2 декабря. 28 ноября был бал у сенатора Бутурлина, а вчера, 1 декабря, у графа Левашова — балы званые, блестящие и богатые, как и все балы нашей знати. Трудно выдумать тут что-нибудь новое; но у графа Левашова есть нечто чудесное, принадлежащее, впрочем, не столько к балу, сколько к дому: это огромная, бесконечная оранжерея, примыкающая к бальным залам, с усыпанными красным песком дорожками, освещенная тысячью кинкеток, которых огонь отражается на апельсинных и лимонных деревьях. Кому надоест шум и жара бала, тот может искать тут отдыха и уединения и, когда на дворе трещит мороз, наслаждаться всеми прелестями цветущего лета. Новость нынешней зимы состоит еще в том, что на всех званых вечерах все кавалеры являются опять в белых галстуках.
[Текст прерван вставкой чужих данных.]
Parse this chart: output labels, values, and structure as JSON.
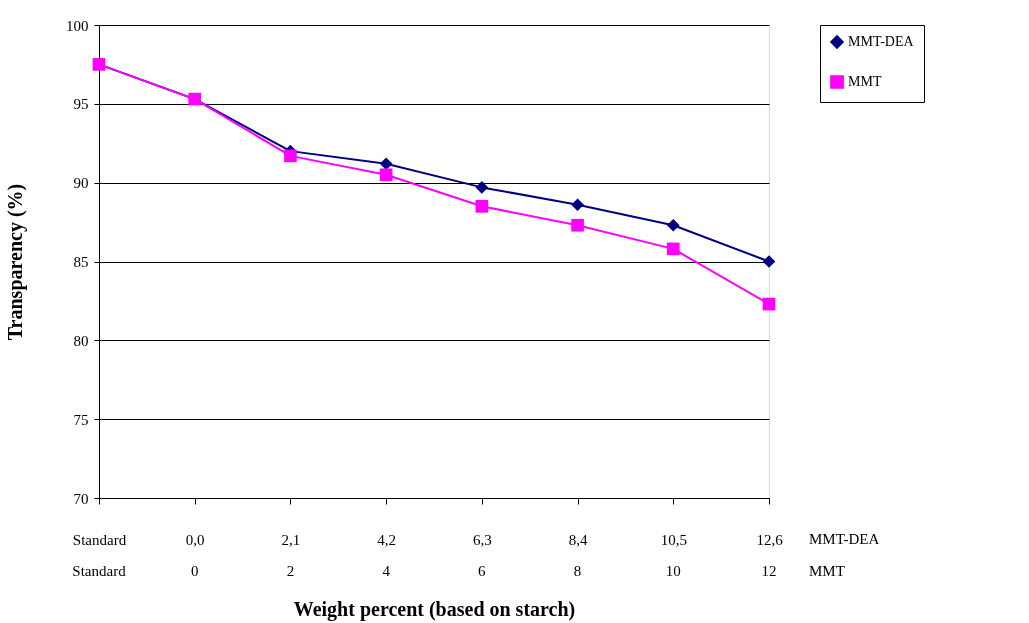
{
  "chart_data": {
    "type": "line",
    "xlabel": "Weight percent (based on starch)",
    "ylabel": "Transparency (%)",
    "categories": [
      "Standard",
      "0,0",
      "2,1",
      "4,2",
      "6,3",
      "8,4",
      "10,5",
      "12,6"
    ],
    "series": [
      {
        "name": "MMT-DEA",
        "color": "#000080",
        "marker": "diamond",
        "values": [
          97.5,
          95.3,
          92.0,
          91.2,
          89.7,
          88.6,
          87.3,
          85.0
        ]
      },
      {
        "name": "MMT",
        "color": "#ff00ff",
        "marker": "square",
        "values": [
          97.5,
          95.3,
          91.7,
          90.5,
          88.5,
          87.3,
          85.8,
          82.3
        ]
      }
    ],
    "annotations": [
      "MMT-DEA",
      "MMT",
      "Standard",
      "0",
      "2",
      "4",
      "6",
      "8",
      "10",
      "12"
    ],
    "ylim": [
      70,
      100
    ],
    "yticks": [
      70,
      75,
      80,
      85,
      90,
      95,
      100
    ],
    "grid": "y",
    "legend": "right",
    "line_style": "solid"
  }
}
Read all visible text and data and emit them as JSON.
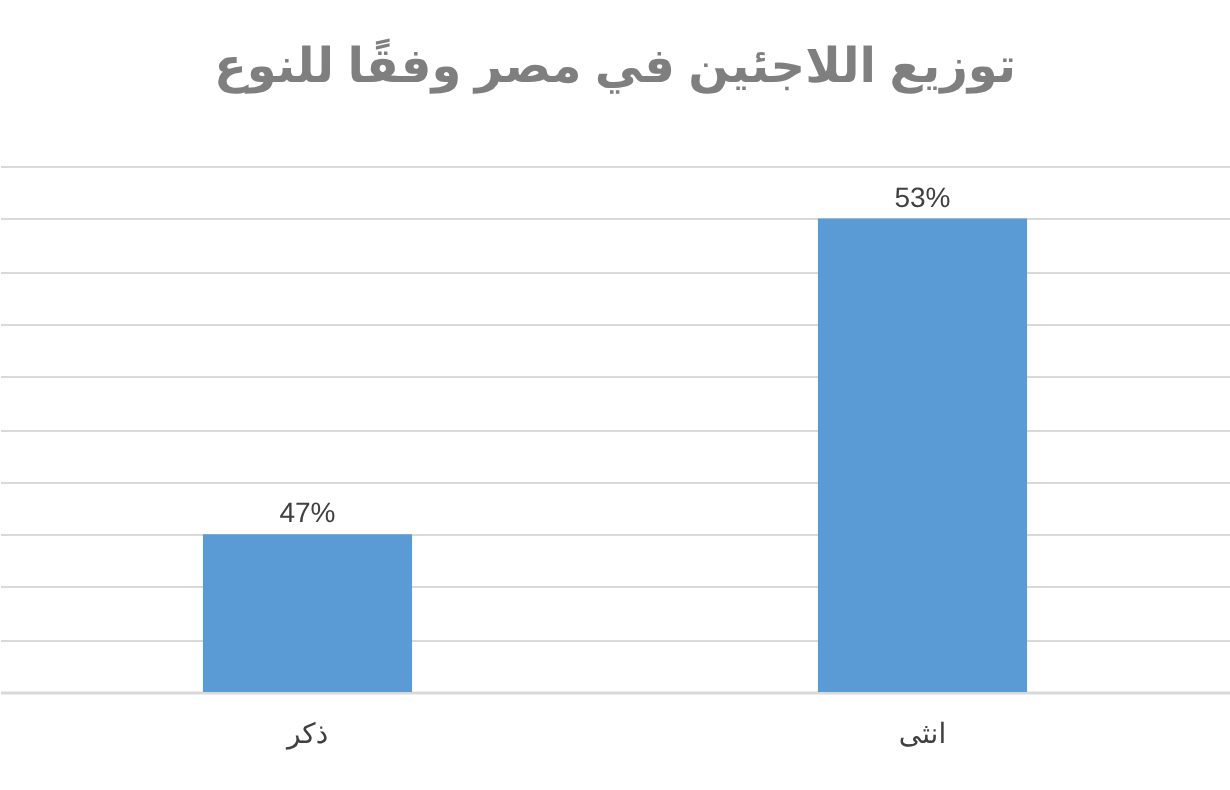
{
  "chart_data": {
    "type": "bar",
    "title": "توزيع اللاجئين في مصر وفقًا للنوع",
    "categories": [
      "ذكر",
      "انثى"
    ],
    "values": [
      47,
      53
    ],
    "value_labels": [
      "47%",
      "53%"
    ],
    "color": "#5b9bd5",
    "ylim": [
      44,
      54
    ],
    "yticks": [
      {
        "value": 44,
        "label": null
      },
      {
        "value": 45,
        "label": null
      },
      {
        "value": 46,
        "label": null
      },
      {
        "value": 47,
        "label": null
      },
      {
        "value": 48,
        "label": null
      },
      {
        "value": 49,
        "label": null
      },
      {
        "value": 50,
        "label": null
      },
      {
        "value": 51,
        "label": null
      },
      {
        "value": 52,
        "label": null
      },
      {
        "value": 53,
        "label": null
      },
      {
        "value": 54,
        "label": null
      }
    ],
    "grid": "y"
  }
}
5 декабря. Вчера было торжественное обручение герцога Лейхтенбергского с великой княжной Марией Николаевной в Эрмитажной церкви. По тесноте этой крошечной временной церкви в нее введены были до церемонии только члены Государственного Совета и дипломатический корпус. Двор, предшествовавший царской фамилии, провели только через церковь в другую залу, а прочих никого и в церковь не пустили.
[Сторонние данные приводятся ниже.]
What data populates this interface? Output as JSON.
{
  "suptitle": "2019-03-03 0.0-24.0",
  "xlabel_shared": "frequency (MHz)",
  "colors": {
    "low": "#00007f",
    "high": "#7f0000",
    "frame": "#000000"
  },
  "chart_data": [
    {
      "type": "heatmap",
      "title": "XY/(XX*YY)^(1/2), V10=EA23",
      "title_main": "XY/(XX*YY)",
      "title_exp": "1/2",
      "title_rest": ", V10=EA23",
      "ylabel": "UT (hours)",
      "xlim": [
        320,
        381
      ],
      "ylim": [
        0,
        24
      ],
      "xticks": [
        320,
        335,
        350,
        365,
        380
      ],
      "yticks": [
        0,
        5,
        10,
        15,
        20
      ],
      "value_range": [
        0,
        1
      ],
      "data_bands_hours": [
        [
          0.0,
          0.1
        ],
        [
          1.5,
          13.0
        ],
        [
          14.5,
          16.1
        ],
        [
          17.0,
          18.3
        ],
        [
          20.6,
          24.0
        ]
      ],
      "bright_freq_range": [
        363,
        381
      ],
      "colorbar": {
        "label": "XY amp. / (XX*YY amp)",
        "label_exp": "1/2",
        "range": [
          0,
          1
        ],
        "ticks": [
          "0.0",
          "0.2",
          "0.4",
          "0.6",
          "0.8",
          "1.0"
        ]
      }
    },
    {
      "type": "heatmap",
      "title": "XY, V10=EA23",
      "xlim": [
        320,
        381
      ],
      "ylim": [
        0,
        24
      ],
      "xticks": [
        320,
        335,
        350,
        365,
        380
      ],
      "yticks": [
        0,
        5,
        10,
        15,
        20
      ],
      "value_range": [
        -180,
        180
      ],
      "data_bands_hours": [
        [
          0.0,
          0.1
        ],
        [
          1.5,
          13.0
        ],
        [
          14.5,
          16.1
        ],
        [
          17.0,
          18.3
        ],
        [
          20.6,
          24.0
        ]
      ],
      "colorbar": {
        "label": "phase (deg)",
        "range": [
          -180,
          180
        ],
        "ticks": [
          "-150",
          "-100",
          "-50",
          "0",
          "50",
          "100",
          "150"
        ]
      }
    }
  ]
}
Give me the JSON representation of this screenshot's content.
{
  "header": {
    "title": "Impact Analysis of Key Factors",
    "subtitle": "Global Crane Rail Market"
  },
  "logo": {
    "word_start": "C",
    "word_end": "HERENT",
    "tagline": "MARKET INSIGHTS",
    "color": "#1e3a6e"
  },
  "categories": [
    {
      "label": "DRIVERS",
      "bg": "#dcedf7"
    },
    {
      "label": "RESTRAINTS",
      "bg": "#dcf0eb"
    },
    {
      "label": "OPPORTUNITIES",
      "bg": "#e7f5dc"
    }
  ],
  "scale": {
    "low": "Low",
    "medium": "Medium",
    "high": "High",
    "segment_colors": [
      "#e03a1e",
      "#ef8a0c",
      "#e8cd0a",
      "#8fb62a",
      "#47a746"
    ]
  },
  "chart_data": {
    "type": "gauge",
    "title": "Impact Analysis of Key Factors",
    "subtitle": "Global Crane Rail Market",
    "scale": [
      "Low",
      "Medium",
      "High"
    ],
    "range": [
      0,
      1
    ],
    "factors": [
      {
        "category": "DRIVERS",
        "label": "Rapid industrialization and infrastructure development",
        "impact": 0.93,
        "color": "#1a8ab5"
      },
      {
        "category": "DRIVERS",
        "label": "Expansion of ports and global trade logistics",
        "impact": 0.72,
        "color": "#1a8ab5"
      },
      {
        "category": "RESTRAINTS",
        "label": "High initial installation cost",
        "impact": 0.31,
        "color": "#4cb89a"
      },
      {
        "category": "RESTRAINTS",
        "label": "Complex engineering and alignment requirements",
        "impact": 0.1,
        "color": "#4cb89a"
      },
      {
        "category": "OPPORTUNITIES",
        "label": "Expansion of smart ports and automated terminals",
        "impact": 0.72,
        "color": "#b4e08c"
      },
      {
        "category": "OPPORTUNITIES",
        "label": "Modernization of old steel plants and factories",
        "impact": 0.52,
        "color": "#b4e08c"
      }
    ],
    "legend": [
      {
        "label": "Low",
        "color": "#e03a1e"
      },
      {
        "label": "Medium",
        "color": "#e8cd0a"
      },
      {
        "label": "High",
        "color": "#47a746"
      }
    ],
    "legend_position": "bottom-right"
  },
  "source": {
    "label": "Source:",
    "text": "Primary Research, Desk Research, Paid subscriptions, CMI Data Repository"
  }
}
Церемония была столько же великолепная, сколько и трогательная. Обручение совершал «ветхий деньми» и силами петербургский митрополит Серафим, а в молебне благодарственном участвовали четыре митрополита, два архиерея и придворное духовенство — все в богатейших ризах. Герцог был в нашем генеральском мундире с Андреевской лентой; государь в казачьем мундире; малютки Константин и Николай в мундирах: первый — морском, а последний — уланском; младший Михаил — в русской рубашке. Государь сам поставил новообручаемых на устроенное посреди церкви возвышение, а императрица разменяла им кольца. После обручения начались целования между членами императорского дома, при которых трудно было удержаться от слез. Особенно удивительно было целование обеих сестер, Марии и Ольги Николаевен, которые не могли одна от другой оторваться. После церемонии был у великой княжны общий baisemain, при котором герцог находился возле нее и принимал поклоны.
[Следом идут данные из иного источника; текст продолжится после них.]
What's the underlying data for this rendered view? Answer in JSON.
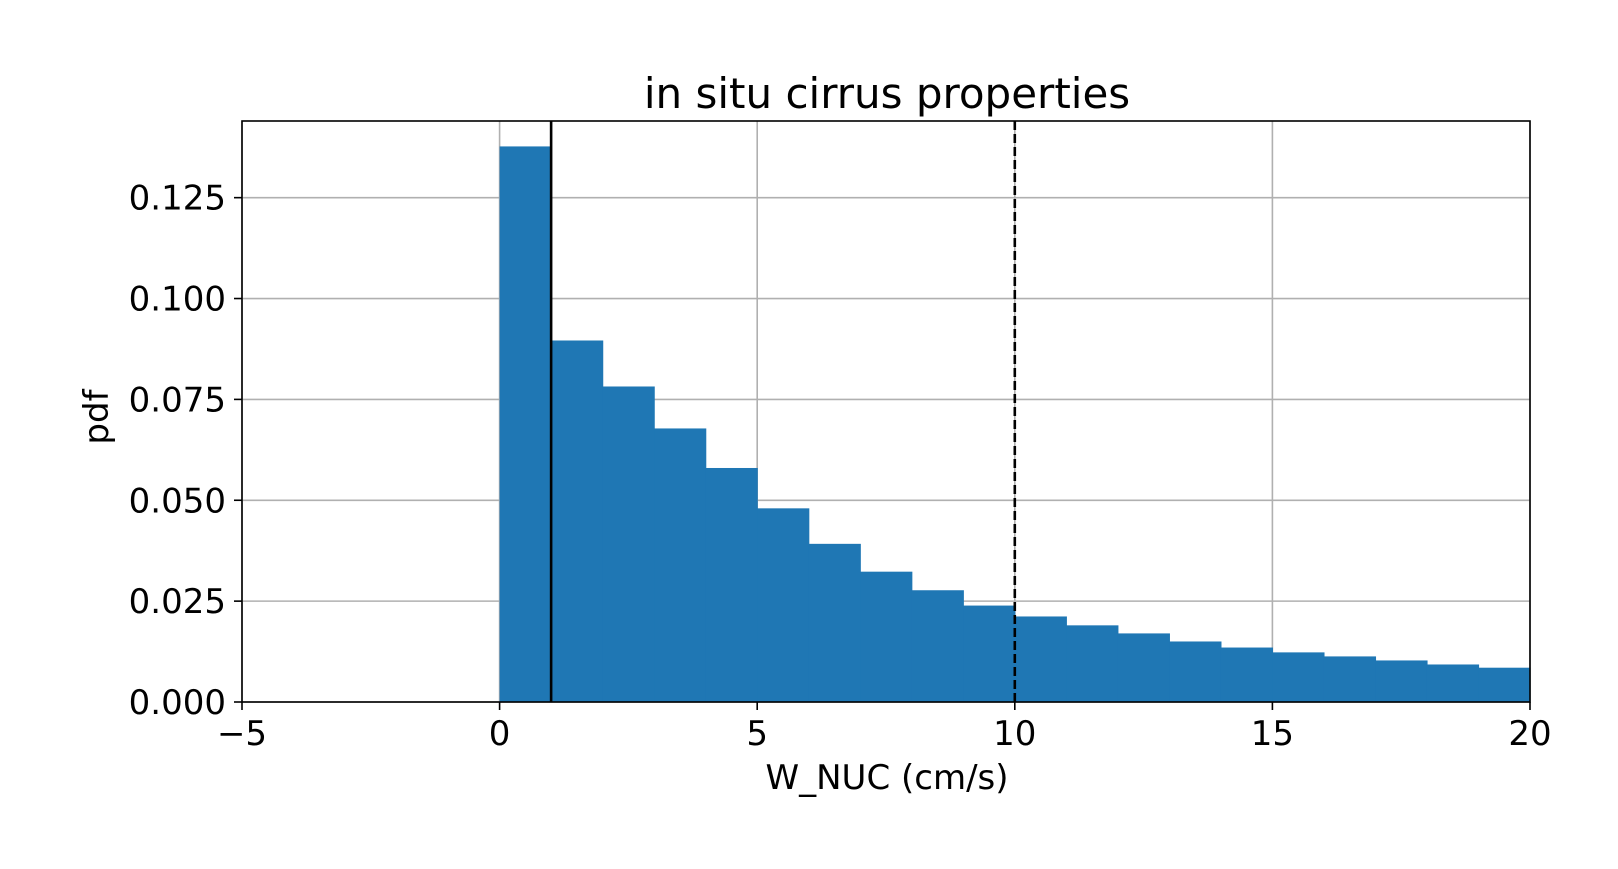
{
  "chart_data": {
    "type": "bar",
    "title": "in situ cirrus properties",
    "xlabel": "W_NUC (cm/s)",
    "ylabel": "pdf",
    "xlim": [
      -5,
      20
    ],
    "ylim": [
      0,
      0.144
    ],
    "grid": true,
    "x_ticks": [
      -5,
      0,
      5,
      10,
      15,
      20
    ],
    "x_tick_labels": [
      "−5",
      "0",
      "5",
      "10",
      "15",
      "20"
    ],
    "y_ticks": [
      0,
      0.025,
      0.05,
      0.075,
      0.1,
      0.125
    ],
    "y_tick_labels": [
      "0.000",
      "0.025",
      "0.050",
      "0.075",
      "0.100",
      "0.125"
    ],
    "bin_width": 1,
    "bin_left_edges": [
      0,
      1,
      2,
      3,
      4,
      5,
      6,
      7,
      8,
      9,
      10,
      11,
      12,
      13,
      14,
      15,
      16,
      17,
      18,
      19
    ],
    "values": [
      0.1377,
      0.0896,
      0.0782,
      0.0678,
      0.058,
      0.048,
      0.0392,
      0.0323,
      0.0277,
      0.0239,
      0.0212,
      0.019,
      0.017,
      0.015,
      0.0135,
      0.0123,
      0.0113,
      0.0103,
      0.0093,
      0.0085
    ],
    "bar_color": "#1f77b4",
    "vertical_lines": [
      {
        "x": 1,
        "style": "solid",
        "color": "#000000"
      },
      {
        "x": 10,
        "style": "dashed",
        "color": "#000000"
      }
    ]
  }
}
В то же время прочтен был в Сенате манифест. Вечером вся царская фамилия была в театре, и не в обыкновенной своей ложе, а в парадной, где публика приняла ее с восторженными рукоплесканиями, криком «ура!» и национальным гимном. Чтобы сделать из этой заметки формальную газетную статью, надобно прибавить, что город был иллюминован и — против обыкновения — местами недурно.

18 декабря. Вчера, 17 декабря, минул год со времени бедственного пожара Зимнего дворца. Как теперь возобновление его идет исполинскими шагами, то государю захотелось отпраздновать этот день особенным образом.

Пожар начался, как известно, с Фельдмаршальской залы, и вследствие того приказано было, чтобы к 17-му числу эта зала непременно возобновлена была в прежнем своем виде. Воля царская сильна в России, и все поспело ко времени: зала воскресла опять, как была тому назад год; недостает только люстр и окончательной политуры на стенах. Вчера собралась туда вся царская фамилия с маленькой свитой, строительная комиссия и конногвардейцы, которые прошлого года в этот самый роковой день были тут в карауле под предводительством того же самого офицера (моего племянника Мирбаха). Государь, приветствовав их, сказал:

— Прошлого года, ребята, вы в этот самый день были первыми свидетелями начавшегося здесь пожара; мне хотелось, чтобы вы же были и первыми свидетелями возобновления этой залы в нашем дворце.

Потом был, в присутствии царской фамилии, благодарственный молебен с коленопреклонением. К Святой неделе, которая будет очень рано (26 марта), все важнейшие части дворца будут отделаны, и мы будем праздновать Пасху в возобновленной его большой церкви.

Дверь Сперанского открылась. Я тотчас этим воспользовался и сегодня был у него. Здоровье его совсем восстановилось, кроме большой слабости и совсем пропавшего голоса, который однако со временем, вероятно, тоже воротится. Я не нашел, чтобы он и в лице много переменился. Свидание наше было самое дружеское, даже трогательное, и мы оба поплакали. Я так давно с ним знаком, так обязан ему за благорасположение, которым он всегда меня отличает, так привык отдавать справедливость великим его качествам и столько считаю его необходимым для России при жалостном нашем безлюдии, что искренне обрадовался, увидев его опять возвращенным нам.